Clarke and the Blongers went way back, to Cripple Creek days in the early 1890s at least, and he was above all the kind of cop the Bros. could do business with.
Here's a detail from a photo depicting four familiar faces circa 1890: Denver County Sheriff William Burchinell, Deputy William Arnett, Deputy Leonard DeLue, and Deputy Thomas Clark(e).
Burchinell recruited Denver gamblers and bunko men to defend city hall from the militia in 1894. DeLue, later a city detective, and then owner of his own detective agency, would eventually introduce Lou to Van Cise, the man who would end his criminal career. Arnett would go on to the Department of Justice, and assist Lou during his trial. And Clarke? Read on.
In Wildest of the West, author Forbes Parkhill, the Post reporter who covered Lou's arrest and trial, relates what happened when the jury went to deliberate the defense having rested without rebuttal, confident in their belief that the State had not proven its case:
Deciding they needed entertainment while they waited, the small army of reporters staged a mock rape trial during the absence of the judge. Their most dignified member took the part of the judge, their ugliest became the defendant and was led handcuffed into the prisoner's dock. A lovely young sob sister was the complaining witness and testified from the witness stand in detail concerning the alleged offense...
When the defendant was found guilty and sentenced to twenty-five years in the state penitentiary, he cursed the judge as he was led struggling from the courtroom. The fascinated courtroom spectators never doubted that they were witnessing an actual criminal trial.
The following day, all the newsmen and court attachés were summoned before the grand jury. Strangely enough, none of the reporters could recall the source of the refreshments that inspired the mock rape trial. The deputy sheriff who had brought the liquor for the bunco-case defendants was fined one hundred dollars.
He was referring, of course, to Chief Deputy Sheriff Clarke, and the bootleg liquor he donated to a little pre-acquittal party in his office with Lou, Duff, Jackie French, a few young ladies and a few reporters. Later that night, a drunken Clarke gave Van Cise a piece of his mind, and lost his job for it.
Denver Post, March 29, 1923
In addition, federal warrants are out for Duff, French, and Beech, charging them with working a confidence game in Florida. Other defendants are wanted in various parts of the country. Duff, French, and Blonger were indicted by the grand jury Wednesday with former Chief Deputy Tom Clarke for their alleged part in the drunken debauch which desecrated the grand jury room of the west side court building last Saturday afternoon.
Called Hal Crane in Van Cise's book, Clarke an extortionist by trade was just the kind of cop Van Cise feared would blow his investigation.
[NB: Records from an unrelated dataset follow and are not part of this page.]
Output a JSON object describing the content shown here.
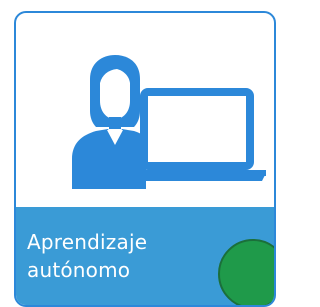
{
  "card": {
    "title_line1": "Aprendizaje",
    "title_line2": "autónomo",
    "icon": "person-with-laptop-icon",
    "status_indicator_color": "#1f9a4a",
    "accent_color": "#2c88d9",
    "caption_bg_color": "#3a9bd6"
  }
}
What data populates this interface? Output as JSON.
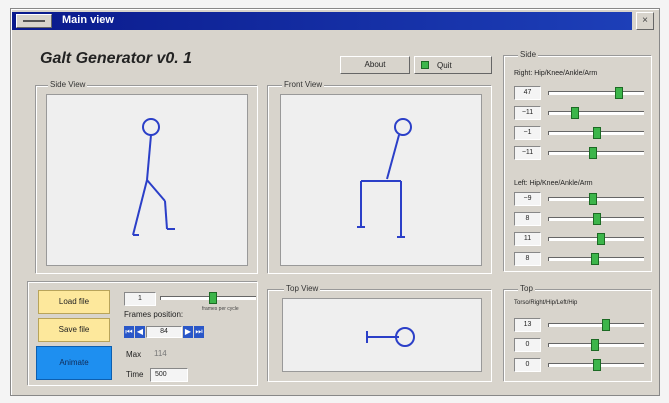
{
  "window": {
    "title": "Main view"
  },
  "app": {
    "name": "Galt Generator v0. 1"
  },
  "buttons": {
    "about": "About",
    "quit": "Quit",
    "load": "Load file",
    "save": "Save file",
    "animate": "Animate"
  },
  "panels": {
    "side_view": "Side View",
    "front_view": "Front View",
    "top_view": "Top View",
    "side": "Side",
    "top": "Top"
  },
  "side_panel": {
    "right_label": "Right: Hip/Knee/Ankle/Arm",
    "right_values": [
      "47",
      "−11",
      "−1",
      "−11"
    ],
    "right_levels": [
      0.75,
      0.25,
      0.5,
      0.45
    ],
    "left_label": "Left: Hip/Knee/Ankle/Arm",
    "left_values": [
      "−9",
      "8",
      "11",
      "8"
    ],
    "left_levels": [
      0.45,
      0.5,
      0.55,
      0.48
    ]
  },
  "top_panel": {
    "label": "Torso/Right/Hip/Left/Hip",
    "values": [
      "13",
      "0",
      "0"
    ],
    "levels": [
      0.6,
      0.48,
      0.5
    ]
  },
  "frames": {
    "value": "1",
    "level": 0.55,
    "hint": "frames per cycle",
    "position_label": "Frames position:",
    "position_value": "84",
    "max_label": "Max",
    "max_value": "114",
    "time_label": "Time",
    "time_value": "500"
  },
  "colors": {
    "title_bar": "#0a1a8c",
    "slider_thumb": "#3cb54a",
    "figure": "#2b3fc8",
    "quit_led": "#3cb54a",
    "animate_btn": "#1e8ff0"
  }
}
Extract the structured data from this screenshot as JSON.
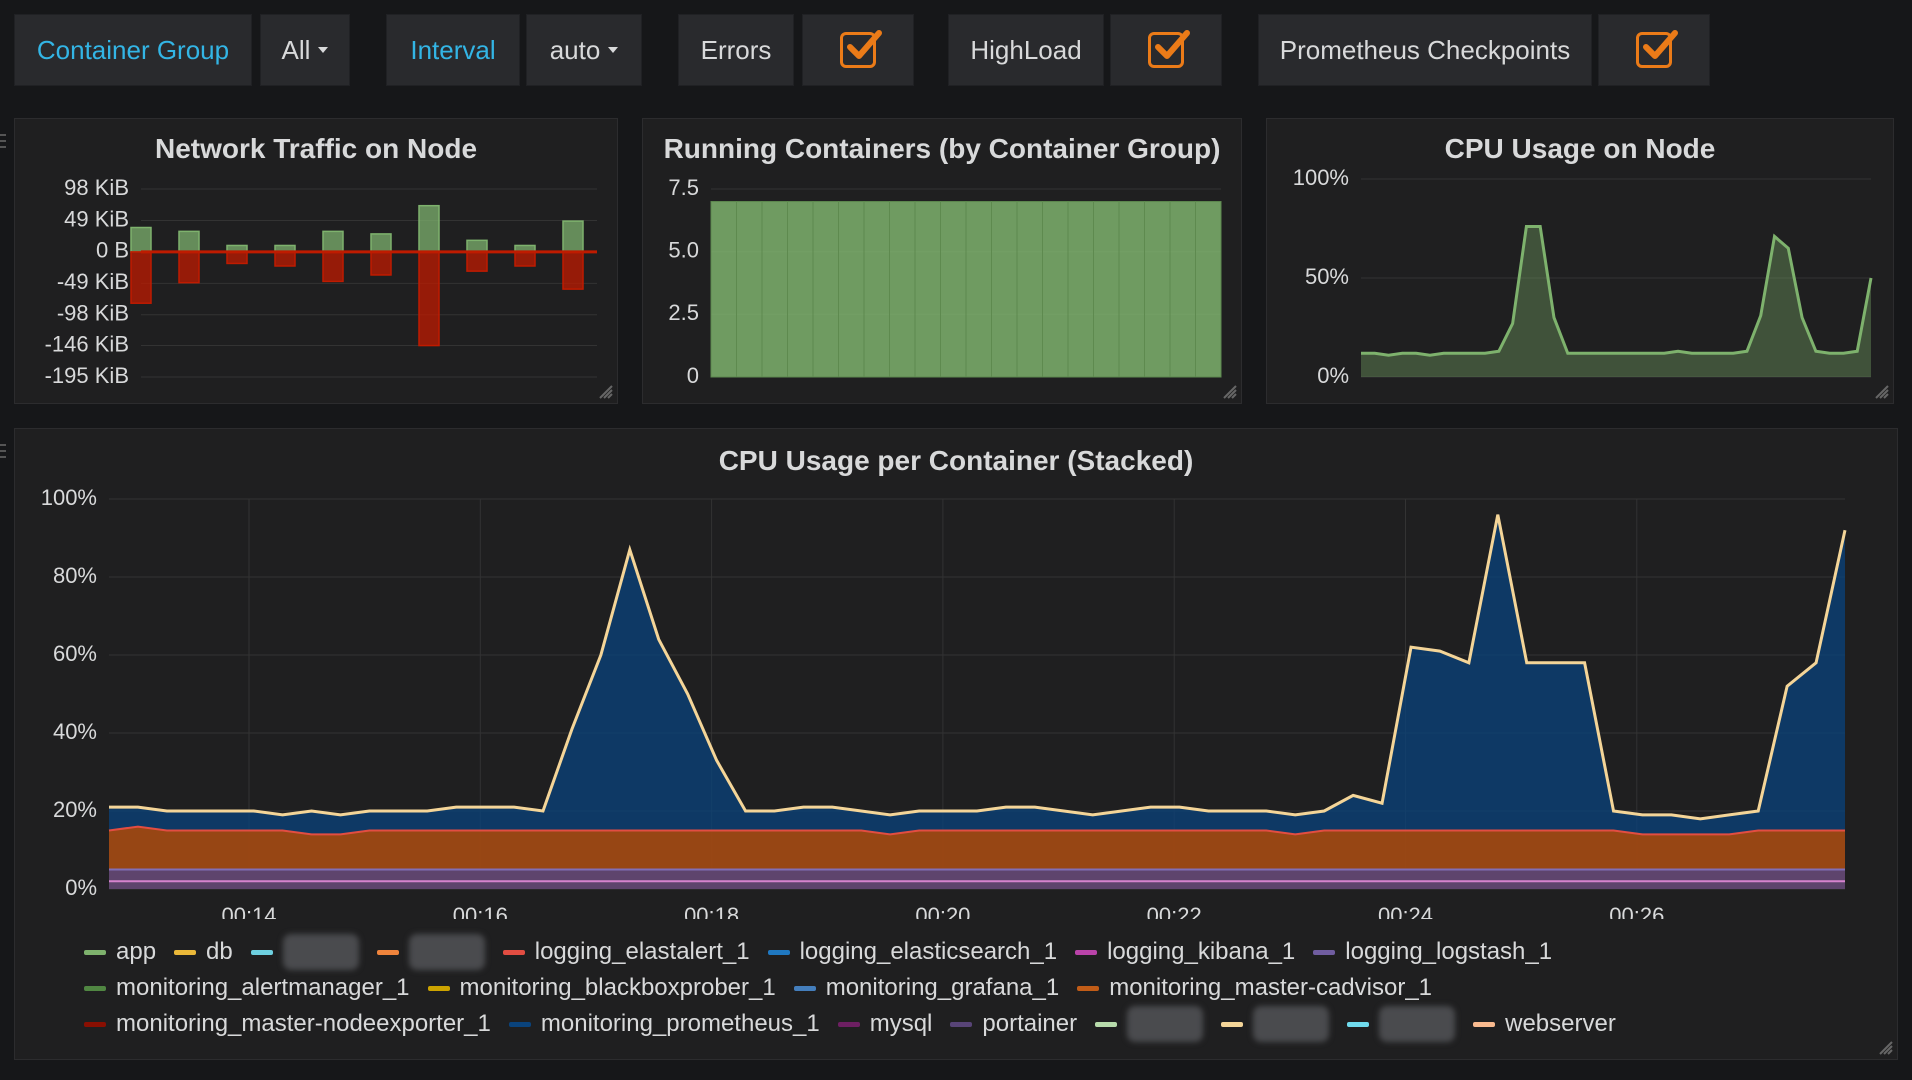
{
  "variables": {
    "container_group_label": "Container Group",
    "container_group_value": "All",
    "interval_label": "Interval",
    "interval_value": "auto",
    "errors_label": "Errors",
    "highload_label": "HighLoad",
    "prometheus_label": "Prometheus Checkpoints",
    "errors_checked": true,
    "highload_checked": true,
    "prometheus_checked": true
  },
  "colors": {
    "background": "#161719",
    "panel": "#1f1f20",
    "link": "#33b5e5",
    "checkbox": "#eb7b18",
    "green": "#7eb26d",
    "red": "#bf1b00",
    "navy": "#0a437c",
    "orange": "#ba4a00"
  },
  "panels": {
    "network": {
      "title": "Network Traffic on Node"
    },
    "containers": {
      "title": "Running Containers (by Container Group)"
    },
    "cpu_node": {
      "title": "CPU Usage on Node"
    },
    "cpu_container": {
      "title": "CPU Usage per Container (Stacked)"
    }
  },
  "chart_data": [
    {
      "id": "network",
      "type": "bar",
      "title": "Network Traffic on Node",
      "y_ticks": [
        "98 KiB",
        "49 KiB",
        "0 B",
        "-49 KiB",
        "-98 KiB",
        "-146 KiB",
        "-195 KiB"
      ],
      "y_tick_values": [
        98,
        49,
        0,
        -49,
        -98,
        -146,
        -195
      ],
      "ylim": [
        -195,
        98
      ],
      "unit": "KiB",
      "series": [
        {
          "values": [
            38,
            32,
            10,
            10,
            32,
            28,
            72,
            18,
            10,
            48
          ],
          "color": "#7eb26d"
        },
        {
          "values": [
            -80,
            -48,
            -18,
            -22,
            -46,
            -36,
            -146,
            -30,
            -22,
            -58
          ],
          "color": "#bf1b00"
        }
      ]
    },
    {
      "id": "containers",
      "type": "bar",
      "title": "Running Containers (by Container Group)",
      "y_ticks": [
        "7.5",
        "5.0",
        "2.5",
        "0"
      ],
      "y_tick_values": [
        7.5,
        5.0,
        2.5,
        0
      ],
      "ylim": [
        0,
        7.5
      ],
      "values": [
        7,
        7,
        7,
        7,
        7,
        7,
        7,
        7,
        7,
        7,
        7,
        7,
        7,
        7,
        7,
        7,
        7,
        7,
        7,
        7
      ],
      "color": "#7eb26d"
    },
    {
      "id": "cpu_node",
      "type": "area",
      "title": "CPU Usage on Node",
      "y_ticks": [
        "100%",
        "50%",
        "0%"
      ],
      "y_tick_values": [
        100,
        50,
        0
      ],
      "ylim": [
        0,
        100
      ],
      "values": [
        12,
        12,
        11,
        12,
        12,
        11,
        12,
        12,
        12,
        12,
        13,
        27,
        76,
        76,
        30,
        12,
        12,
        12,
        12,
        12,
        12,
        12,
        12,
        13,
        12,
        12,
        12,
        12,
        13,
        31,
        71,
        65,
        30,
        13,
        12,
        12,
        13,
        50
      ],
      "color": "#7eb26d"
    },
    {
      "id": "cpu_container",
      "type": "area",
      "title": "CPU Usage per Container (Stacked)",
      "stacked": true,
      "y_ticks": [
        "100%",
        "80%",
        "60%",
        "40%",
        "20%",
        "0%"
      ],
      "y_tick_values": [
        100,
        80,
        60,
        40,
        20,
        0
      ],
      "ylim": [
        0,
        100
      ],
      "x_ticks": [
        "00:14",
        "00:16",
        "00:18",
        "00:20",
        "00:22",
        "00:24",
        "00:26"
      ],
      "totals": [
        21,
        21,
        20,
        20,
        20,
        20,
        19,
        20,
        19,
        20,
        20,
        20,
        21,
        21,
        21,
        20,
        41,
        60,
        87,
        64,
        50,
        33,
        20,
        20,
        21,
        21,
        20,
        19,
        20,
        20,
        20,
        21,
        21,
        20,
        19,
        20,
        21,
        21,
        20,
        20,
        20,
        19,
        20,
        24,
        22,
        62,
        61,
        58,
        96,
        58,
        58,
        58,
        20,
        19,
        19,
        18,
        19,
        20,
        52,
        58,
        92
      ],
      "series": [
        {
          "name": "monitoring_master-cadvisor_1",
          "values": [
            10,
            11,
            10,
            10,
            10,
            10,
            10,
            9,
            9,
            10,
            10,
            10,
            10,
            10,
            10,
            10,
            10,
            10,
            10,
            10,
            10,
            10,
            10,
            10,
            10,
            10,
            10,
            9,
            10,
            10,
            10,
            10,
            10,
            10,
            10,
            10,
            10,
            10,
            10,
            10,
            10,
            9,
            10,
            10,
            10,
            10,
            10,
            10,
            10,
            10,
            10,
            10,
            10,
            9,
            9,
            9,
            9,
            10,
            10,
            10,
            10
          ],
          "color": "#ba4a00"
        },
        {
          "name": "logging_kibana_1",
          "values": [
            2,
            2,
            2,
            2,
            2,
            2,
            2,
            2,
            2,
            2,
            2,
            2,
            2,
            2,
            2,
            2,
            2,
            2,
            2,
            2,
            2,
            2,
            2,
            2,
            2,
            2,
            2,
            2,
            2,
            2,
            2,
            2,
            2,
            2,
            2,
            2,
            2,
            2,
            2,
            2,
            2,
            2,
            2,
            2,
            2,
            2,
            2,
            2,
            2,
            2,
            2,
            2,
            2,
            2,
            2,
            2,
            2,
            2,
            2,
            2,
            2
          ],
          "color": "#d683ce"
        },
        {
          "name": "logging_logstash_1",
          "values": [
            3,
            3,
            3,
            3,
            3,
            3,
            3,
            3,
            3,
            3,
            3,
            3,
            3,
            3,
            3,
            3,
            3,
            3,
            3,
            3,
            3,
            3,
            3,
            3,
            3,
            3,
            3,
            3,
            3,
            3,
            3,
            3,
            3,
            3,
            3,
            3,
            3,
            3,
            3,
            3,
            3,
            3,
            3,
            3,
            3,
            3,
            3,
            3,
            3,
            3,
            3,
            3,
            3,
            3,
            3,
            3,
            3,
            3,
            3,
            3,
            3
          ],
          "color": "#806eb7"
        }
      ],
      "legend": [
        {
          "label": "app",
          "color": "#7eb26d"
        },
        {
          "label": "db",
          "color": "#eab839"
        },
        {
          "label": "",
          "color": "#6ed0e0",
          "hidden": true
        },
        {
          "label": "",
          "color": "#ef843c",
          "hidden": true
        },
        {
          "label": "logging_elastalert_1",
          "color": "#e24d42"
        },
        {
          "label": "logging_elasticsearch_1",
          "color": "#1f78c1"
        },
        {
          "label": "logging_kibana_1",
          "color": "#ba43a9"
        },
        {
          "label": "logging_logstash_1",
          "color": "#705da0"
        },
        {
          "label": "monitoring_alertmanager_1",
          "color": "#508642"
        },
        {
          "label": "monitoring_blackboxprober_1",
          "color": "#cca300"
        },
        {
          "label": "monitoring_grafana_1",
          "color": "#447ebc"
        },
        {
          "label": "monitoring_master-cadvisor_1",
          "color": "#c15c17"
        },
        {
          "label": "monitoring_master-nodeexporter_1",
          "color": "#890f02"
        },
        {
          "label": "monitoring_prometheus_1",
          "color": "#0a437c"
        },
        {
          "label": "mysql",
          "color": "#6d1f62"
        },
        {
          "label": "portainer",
          "color": "#584477"
        },
        {
          "label": "",
          "color": "#b7dbab",
          "hidden": true
        },
        {
          "label": "",
          "color": "#f4d598",
          "hidden": true
        },
        {
          "label": "",
          "color": "#70dbed",
          "hidden": true
        },
        {
          "label": "webserver",
          "color": "#f9ba8f"
        }
      ]
    }
  ]
}
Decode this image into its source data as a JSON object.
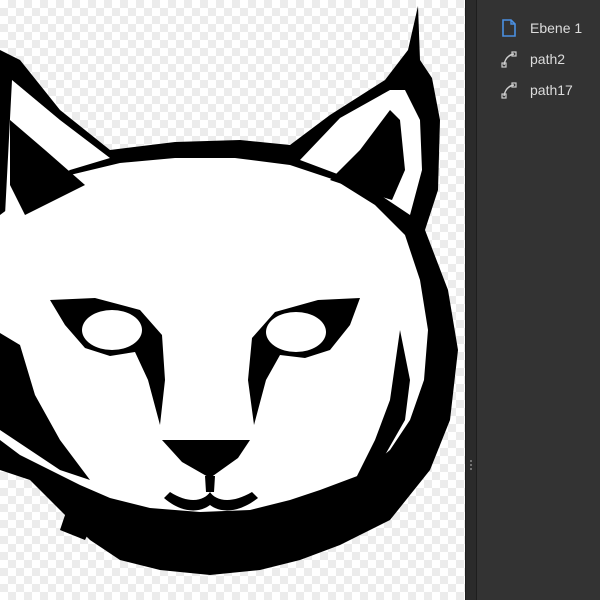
{
  "layers_panel": {
    "items": [
      {
        "label": "Ebene 1",
        "icon": "layer-document-icon"
      },
      {
        "label": "path2",
        "icon": "path-node-icon"
      },
      {
        "label": "path17",
        "icon": "path-node-icon"
      }
    ]
  },
  "colors": {
    "panel_bg": "#333333",
    "splitter_bg": "#2b2b2b",
    "text": "#dcdcdc",
    "layer_icon": "#4a90e2",
    "artwork": "#000000"
  }
}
Clarke was in charge of the Denver criminal courts, where the juries were always susceptible to his influence. He also ran black gambling and prostitution in town. He was noted as an old friend of Mayor Bailey, with whom he had been a U.S. Marshal.
Rocky Mountain News, March 27, 1923
OPEN LETTER TO MAYOR BAILEY
To Mayor Dewey C. Bailey:
Yesterday you caused to be printed in the paid advertising columns of the Denver papers an announcement of your candidacy for re-election as mayor of Denver.
In justice to the main prominent and law-abiding citizens whose names you caused to be printed in your paid ad you might give publicity to your views on certain things that at this minute are agitating Denver.
...CAN YOU AND WILL YOU EXPLAIN why Tom Clarke, your deputy sheriff, was permitted to make honor guests of certain members of this alleged confidence gang and turn over to them a room in the West Side court building for the staging of a wild orgy, when in all justice they shoud be behind bars the same as any other alleged law violator awaiting decision of a jury?
Clarke served as one of Lou's pall bearers.